There was silence at that, both from those who knew the tale of Crowbone’s past and those finding out about it for the first time. Everyone now knew that the reason they had gone to Orkney was to visit that revenge on Gunnhild. Still, that and the pursuit of an axe now seemed better business with silver weighing the purses tucked under armpits or between their balls and, besides, this so-called prince of Norway had plucked most of them from ruin in Dyfflin.

Bergliot went still and quiet, her eyes bright in the firelight and so close to tears, it seemed to Crowbone, that he felt ashamed at having been so snarling.

‘She did tell me stories, though,’ he added lamely and the tension slid away from the fire. Bergliot wavered up a smile.

‘Long ago in Lord Novgorod the Great, lived a young musician,’ Crowbone said suddenly and there was a wind of sighing as those closest leaned in to hear better. ‘Every day, a rich merchant or noble would send a messenger to this man’s door, calling him to play at a feast. The musician would grab his twelve-string
gusli
and rush to the banquet hall and make them dance. The host would pass him a few small coins and let him eat his fill from the leftovers – on such as he was given did the musician live.’

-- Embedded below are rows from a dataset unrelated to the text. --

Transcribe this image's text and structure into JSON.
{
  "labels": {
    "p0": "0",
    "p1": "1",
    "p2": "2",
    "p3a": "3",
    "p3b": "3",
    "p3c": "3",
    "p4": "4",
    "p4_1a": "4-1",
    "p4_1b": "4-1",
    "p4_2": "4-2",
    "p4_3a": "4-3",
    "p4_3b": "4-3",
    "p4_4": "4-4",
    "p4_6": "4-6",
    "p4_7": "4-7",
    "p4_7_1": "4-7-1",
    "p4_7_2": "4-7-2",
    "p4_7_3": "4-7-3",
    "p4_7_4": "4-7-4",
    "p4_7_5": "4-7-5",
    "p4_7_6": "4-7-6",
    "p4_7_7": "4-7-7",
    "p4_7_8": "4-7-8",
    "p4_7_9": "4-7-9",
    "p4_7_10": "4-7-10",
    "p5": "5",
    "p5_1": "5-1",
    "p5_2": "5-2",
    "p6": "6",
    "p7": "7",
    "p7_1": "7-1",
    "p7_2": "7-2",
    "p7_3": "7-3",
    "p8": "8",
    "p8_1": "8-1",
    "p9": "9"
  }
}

‘My life entirely,’ said the owner of the
gusli
sadly, a man called Hrolfr, and those who knew him laughed.

‘Then you will know this man’s friends,’ Crowbone went on, ‘who would often ask how he could survive on so little. “It’s not so bad,” the man would reply. “I go to a different feast each day, play the music I love and watch it set a whole room dancing.”’

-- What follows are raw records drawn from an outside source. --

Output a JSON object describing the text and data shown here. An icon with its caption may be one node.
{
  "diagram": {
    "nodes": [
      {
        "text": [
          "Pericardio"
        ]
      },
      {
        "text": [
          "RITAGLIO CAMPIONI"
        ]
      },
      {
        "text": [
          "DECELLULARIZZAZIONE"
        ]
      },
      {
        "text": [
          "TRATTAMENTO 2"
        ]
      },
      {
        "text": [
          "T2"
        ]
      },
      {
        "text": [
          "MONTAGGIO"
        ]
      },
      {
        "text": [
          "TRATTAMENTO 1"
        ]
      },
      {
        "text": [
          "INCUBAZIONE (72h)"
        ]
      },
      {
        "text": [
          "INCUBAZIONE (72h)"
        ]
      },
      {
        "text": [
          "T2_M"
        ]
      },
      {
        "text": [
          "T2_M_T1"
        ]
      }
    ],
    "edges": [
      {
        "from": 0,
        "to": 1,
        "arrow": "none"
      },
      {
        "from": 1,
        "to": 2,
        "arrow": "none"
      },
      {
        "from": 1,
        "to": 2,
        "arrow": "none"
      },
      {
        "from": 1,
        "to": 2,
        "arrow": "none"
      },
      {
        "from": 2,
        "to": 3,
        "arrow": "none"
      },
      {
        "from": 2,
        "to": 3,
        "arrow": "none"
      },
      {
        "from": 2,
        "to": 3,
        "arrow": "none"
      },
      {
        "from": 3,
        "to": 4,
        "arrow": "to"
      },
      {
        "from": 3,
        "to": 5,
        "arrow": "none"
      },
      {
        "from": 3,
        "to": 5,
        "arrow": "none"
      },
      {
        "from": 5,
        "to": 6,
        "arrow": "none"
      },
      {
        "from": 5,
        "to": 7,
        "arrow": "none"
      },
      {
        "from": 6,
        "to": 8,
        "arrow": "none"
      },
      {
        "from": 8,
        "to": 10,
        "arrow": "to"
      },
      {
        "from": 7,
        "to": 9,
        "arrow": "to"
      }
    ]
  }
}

Crowbone paused. ‘Now that I think of it, I am sure – more than sure – that his name was Hrolfr.’

People laughed at that and clapped the man from Novgorod on the back, he beaming back at them. Crowbone saw Bergliot, her eyes round and bright as an owl.

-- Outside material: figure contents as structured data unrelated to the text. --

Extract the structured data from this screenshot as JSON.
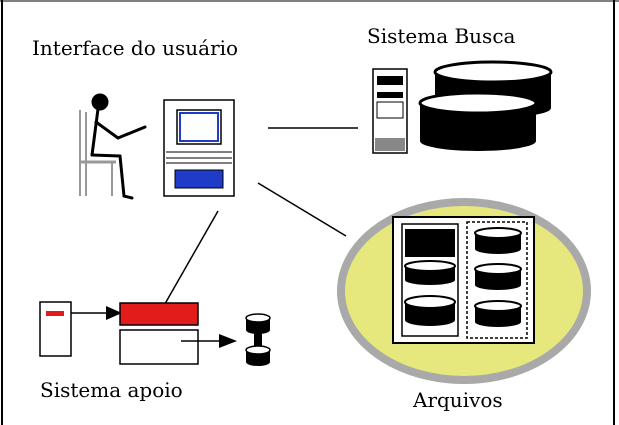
{
  "labels": {
    "interface": "Interface do usuário",
    "busca": "Sistema Busca",
    "apoio": "Sistema apoio",
    "arquivos": "Arquivos"
  },
  "colors": {
    "screen_blue": "#1e3cc8",
    "arquivos_fill": "#e6e87e",
    "arquivos_ring": "#a9a9a9",
    "apoio_red": "#e21b1b",
    "line": "#000000"
  },
  "icons": {
    "user": "person-at-computer-icon",
    "busca": "server-with-databases-icon",
    "arquivos": "file-cabinet-icon",
    "apoio": "support-system-icon"
  }
}
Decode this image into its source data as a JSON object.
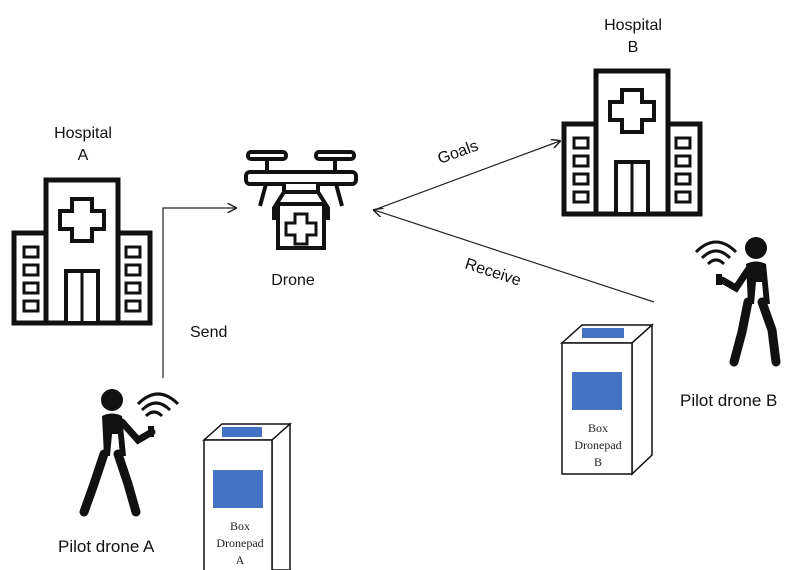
{
  "labels": {
    "hospital_a_line1": "Hospital",
    "hospital_a_line2": "A",
    "hospital_b_line1": "Hospital",
    "hospital_b_line2": "B",
    "drone": "Drone",
    "goals": "Goals",
    "receive": "Receive",
    "send": "Send",
    "pilot_a": "Pilot drone A",
    "pilot_b": "Pilot drone B"
  },
  "box_a": {
    "line1": "Box",
    "line2": "Dronepad",
    "line3": "A"
  },
  "box_b": {
    "line1": "Box",
    "line2": "Dronepad",
    "line3": "B"
  },
  "colors": {
    "box_screen": "#4472c4",
    "stroke": "#111111"
  },
  "icons": [
    "hospital-icon",
    "drone-icon",
    "person-with-remote-icon",
    "dronepad-box-icon"
  ]
}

‘Yet,’ Crowbone went on as more men filtered quietly in, attracted by the news that a story was being told, ‘sometimes Hrolfr was lonely. The maidens who danced gaily to his music at the feasts would often smile at him and more than one had set his heart on fire. But they were rich and he lived on thrown coins and leftovers and not one of them would think of being his.

‘One lonely evening, Hrolfr walked sadly beyond the city walls and down along the broad River Volkhov. He came to his favourite spot on the bank and set his
gusli
on his lap. “My lovely River Volkhov,” he said with a sigh. “If only you were a woman, I’d marry you and live with you here in the city I love.”’

‘It is true,’ Hrolfr burst out. ‘Is there another city such as Lord Novgorod the Great in all the world? Is there any better place to be?’

‘Silent is a better place to be,’ growled Stick-Starer from the shadows and Hrolfr, prepared to argue the point, was patted and soothed to be quiet.

‘Hrolfr played and the notes of his
gusli
floated over the Volkhov,’ Crowbone continued. ‘All at once a large shape rose from the water and Hrolfr yelled with fear. Before him stood a huge man, with a crown crusted with jewels like barnacles, with a great neck veil of pearls and, under it, a flowing mane of seaweed hair. “Musician,” said the man, “behold Aegir, King of the Waters. To this river I have come to visit one of my daughters, the Princess Volkhova. Your sweet music reached us on the river bottom, where it pleased us greatly.” It was all Hrolfr could do to stammer his thanks.